A few key insights stand out. Call Center is the most frequently appearing entity (2649 times). The blue product cluster in the top-middle (Wikipedia, Facebook, YouTube, etc.) shows that these entities co-occur frequently, and this makes sense being as they all are Web 2.0 web sites with user-generated content. The Google-Microsoft-Yahoo dense triad in the middle-top shows co-occurence in search engine articles, though the General Motors-Ford-Customer Satisfaction triad in the middle-right is less obvious. By filtering out all edges below some co-occurency frequency threshold, say 50, we get the visualization below.
Here we can see the core relationships and insights more clearly, in addition to some data cleaning problems like the SEC-Securities and Exchange Commission barbell in the middle-left.
By automatically clustering the network based on the topology we can see large clusters of related entities (above). We used the Clauset-Newman-Moore (CNM) algorithm and colored the nodes based on the results. Here we see some groupings that make sense intially, and others that are less clear. This could be because CNM doesn't take the edge strength (co-occurence frequency) into account, as well as because of the large groupings generated.
In this image we can see the overall distribution of the entities by node type. We see in the bottom-right figure that there are vastly more papers than the other entity types, but in the top-right we see that they have very few edges connecting them on average. In the bottom-left we have a box and whisker plot that shows the high-degree outliers well. For concepts, the outliers (from top down) are Call Center, Customer Satisfaction, then Blog and Customer Loyalty together. Top organizations are Microsoft, Google, then ATT and Ford together. The only product outlier is Wikipedia.
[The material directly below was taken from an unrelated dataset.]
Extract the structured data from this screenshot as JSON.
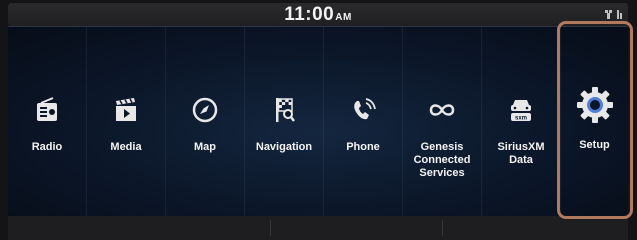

We can look at the frequency of each entity over time (its trajectory) using line charts for each node type. We can see the Call Center, Blog, Customer Satisfaction, and Customer Loyalty outliers quite well in the top left Concept chart, as well as a sharp increase in Social Media in 2008-2009 that will potentially become an outlier. For Organizations (top-right), we see the Microsoft and Google outliers, but not ATT and Ford. Moreover, while Microsoft has been frequently mentioned for a long time, Google is the new top dog. Product wise, we see the Wikipedia outlier clearly as well as a sharp increase in most every product considered here after 2006.